If ever I saw anything like actual migration, it was last Michaelmas Day. I was travelling, and out early in the morning; at first there was a vast fog, but, by the time that I was got seven or eight miles from home towards the coast, the sun broke out into a delicate warm day. We were then on a large heath or common, and I could discern, as the mist began to break away, great numbers of swallows ( hirundines rusticæ ) clustering on the stunted shrubs and bushes, as if they had roosted there all night. As soon as the air became clear and pleasant they were all on the wing at once; and, by a placid and easy flight, proceeded on southward towards the sea; after this I did not see any more flocks, only now and then a straggler.

I cannot agree with those persons that assert that the swallow kind disappear some and some gradually, as they come, for the bulk of them seem to withdraw at once; only some stragglers stay behind a long while, and do never, there is the greatest reason to believe, leave this island. Swallows seem to lay themselves up, and to come forth in a warm day, as bats do continually of a warm evening, after they have disappeared for weeks. For a very respectable gentleman assured me that, as he was walking with some friends under Merton Wall on a remarkably hot noon, either in the last week in December or the first week in January, he espied three or four swallows huddled together on the moulding of one of the windows of that college. I have frequently remarked that swallows are seen later at Oxford than elsewhere; is it owing to the vast massy buildings of that place, to the many waters round it, or to what else?

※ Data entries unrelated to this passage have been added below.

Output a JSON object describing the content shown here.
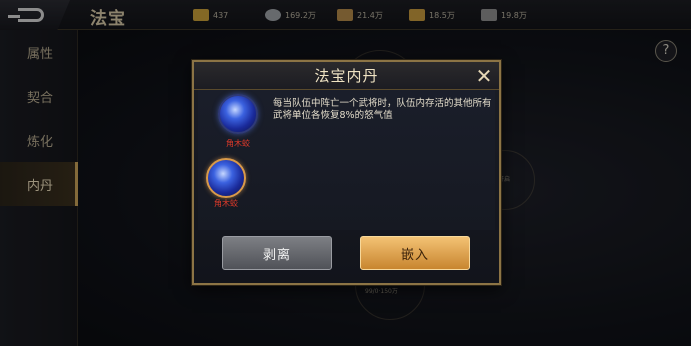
{
  "header": {
    "title": "法宝",
    "resources": [
      {
        "icon": "gold-ingot-icon",
        "value": "437",
        "color": "#c9a03a"
      },
      {
        "icon": "silver-coin-icon",
        "value": "169.2万",
        "color": "#9fa4a8"
      },
      {
        "icon": "wine-jar-icon",
        "value": "21.4万",
        "color": "#b48a4a"
      },
      {
        "icon": "coin-pouch-icon",
        "value": "18.5万",
        "color": "#c79a3e"
      },
      {
        "icon": "iron-ore-icon",
        "value": "19.8万",
        "color": "#8f8f8f"
      }
    ]
  },
  "sidebar": {
    "items": [
      {
        "label": "属性",
        "active": false
      },
      {
        "label": "契合",
        "active": false
      },
      {
        "label": "炼化",
        "active": false
      },
      {
        "label": "内丹",
        "active": true
      }
    ]
  },
  "help": {
    "label": "?"
  },
  "background_text": {
    "slot_open": "开启",
    "slot_bottom": "99/0·150万"
  },
  "dialog": {
    "title": "法宝内丹",
    "close_label": "✕",
    "description": "每当队伍中阵亡一个武将时，队伍内存活的其他所有武将单位各恢复8%的怒气值",
    "pills": [
      {
        "name": "角木蛟",
        "selected": false
      },
      {
        "name": "角木蛟",
        "selected": true
      }
    ],
    "buttons": {
      "strip": "剥离",
      "embed": "嵌入"
    }
  }
}
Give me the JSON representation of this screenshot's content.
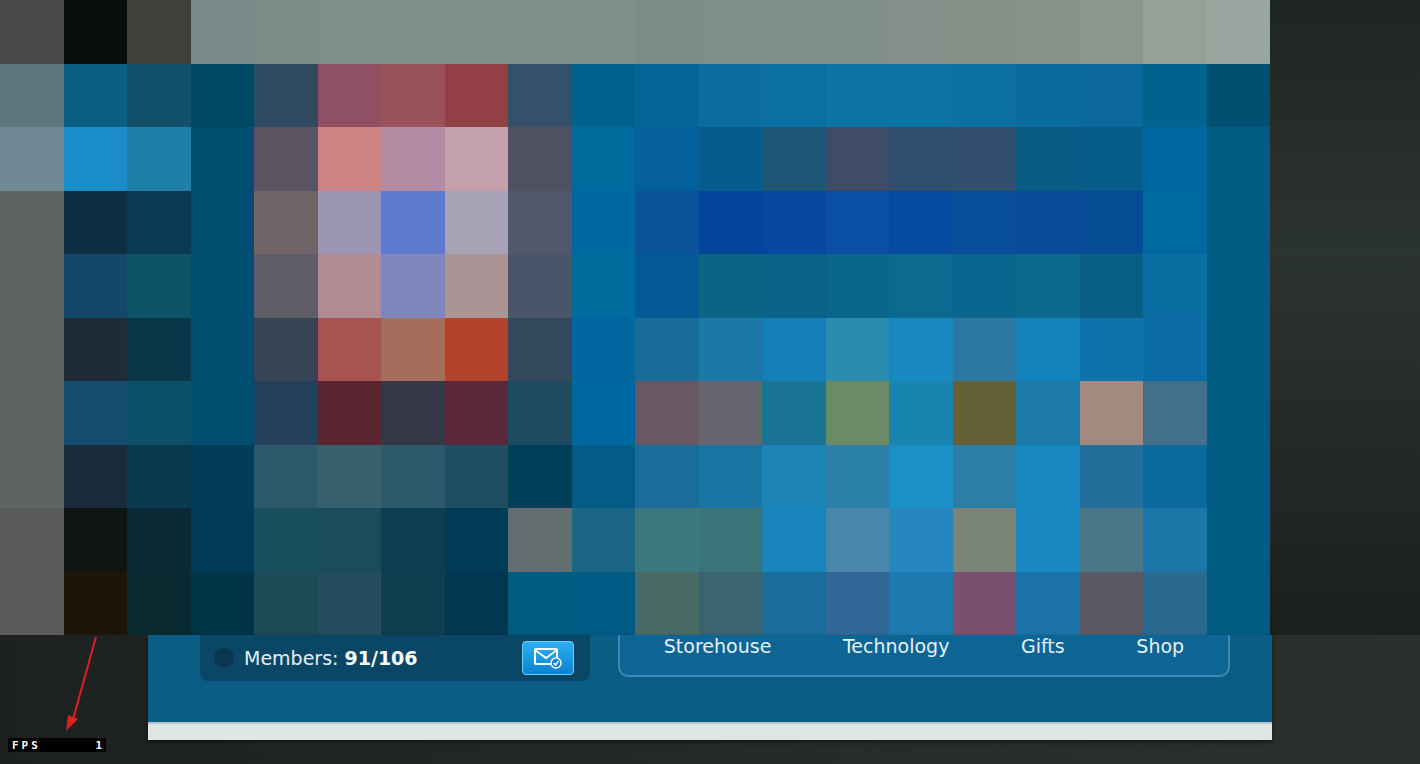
{
  "members": {
    "label": "Members:",
    "count": "91/106"
  },
  "tabs": [
    {
      "label": "Storehouse",
      "selected": false
    },
    {
      "label": "Technology",
      "selected": false
    },
    {
      "label": "Gifts",
      "selected": false
    },
    {
      "label": "Shop",
      "selected": false
    }
  ],
  "fps": {
    "label": "FPS",
    "value": "1"
  }
}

When I used to rise in the morning last autumn, and see the swallows and martins clustering on the chimneys and thatch of the neighbouring cottages, I could not help being touched with a secret delight, mixed with some degree of mortification; with delight, to observe with how much ardour and punctuality those poor little birds obeyed the strong impulse towards migration, or hiding, imprinted on their minds by their great Creator; and with some degree of mortification when I reflected that, after all our pains and inquiries, we are yet not quite certain to what regions they do migrate, and are still farther embarrassed to find that some do not actually migrate at all.

These reflections made so strong an impression on my imagination, that they became productive of a composition that may perhaps amuse you for a quarter of an hour when next I have the honour of writing to you.